Many frameworks default to 4-second timeouts. QMD's full pipeline takes 13-16 seconds. Result: always times out, falls back to cloud embeddings.

The fix: Increase timeout to 60+ seconds, or use a faster search mode.

5. Config Changes May Require Full Restart

Some config changes don't hot-reload.
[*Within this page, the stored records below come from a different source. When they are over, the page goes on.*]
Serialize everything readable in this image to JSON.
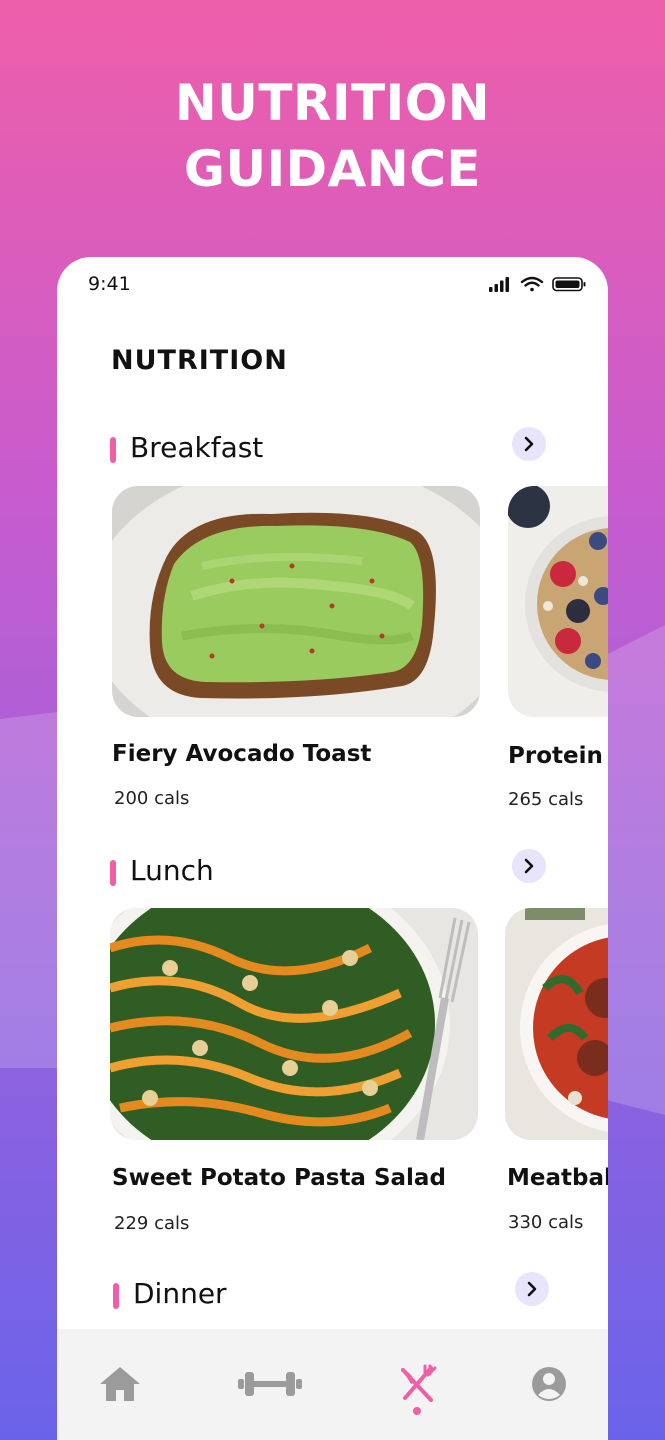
{
  "headline": {
    "line1": "NUTRITION",
    "line2": "GUIDANCE"
  },
  "status_bar": {
    "time": "9:41"
  },
  "page_title": "NUTRITION",
  "sections": [
    {
      "title": "Breakfast",
      "items": [
        {
          "name": "Fiery Avocado Toast",
          "cals": "200 cals"
        },
        {
          "name": "Protein I",
          "cals": "265 cals"
        }
      ]
    },
    {
      "title": "Lunch",
      "items": [
        {
          "name": "Sweet Potato Pasta Salad",
          "cals": "229 cals"
        },
        {
          "name": "Meatbal",
          "cals": "330 cals"
        }
      ]
    },
    {
      "title": "Dinner",
      "items": []
    }
  ],
  "tab_bar": {
    "tabs": [
      {
        "icon": "home-icon",
        "active": false
      },
      {
        "icon": "dumbbell-icon",
        "active": false
      },
      {
        "icon": "fork-knife-icon",
        "active": true
      },
      {
        "icon": "profile-icon",
        "active": false
      }
    ]
  },
  "colors": {
    "accent": "#ef5fa6",
    "arrow_bg": "#e7e4fb",
    "inactive_icon": "#9b9b9b",
    "gradient_top": "#ee5ea9",
    "gradient_bottom": "#6a63ea"
  }
}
You might need to restart the entire application, not just send a reload signal.

When to Use What

Use Local Search (QMD) When:

  • Privacy is non-negotiable (legal, medical, corporate)
  • You're doing batch processing (latency doesn't matter)
  • API costs are a concern at scale
  • You want maximum search quality
  • You need offline capability

Use Cloud Embeddings When:

  • Interactive chat (sub-second responses needed)
  • Occasional memory lookups
  • Privacy requirements are moderate
  • You want zero local setup
  • Hardware resources are limited

The Hybrid Approach:

  • Cloud embeddings for interactive queries
  • Local search for background processing, nightly indexing, deep analysis

Feature Requests

After this investigation, here's what I think would help:

For AI Frameworks:

  • Configurable search mode selection. Config to choose search/vsearch/query mode
  • Automatic fallback (try fast, escalate if results are poor)
  • Proper timeout handling that matches actual query time

The Bottom Line

QMD is impressive engineering — fully local semantic search that rivals cloud APIs in quality. The problem isn't QMD itself; it's the integration pattern (subprocess per query instead of persistent server).

Current state:

  • QMD works correctly but takes 13-16s per query (cold-loading models)
  • Default short timeouts mean it often falls back to cloud anyway
  • The fix exists (MCP server mode) but isn't widely implemented yet

With MCP server mode: Latency would drop from 15s to sub-second.

Until that's common, cloud embeddings are the pragmatic choice for interactive chat. QMD shines for batch processing, privacy-sensitive use cases, or when you can wait.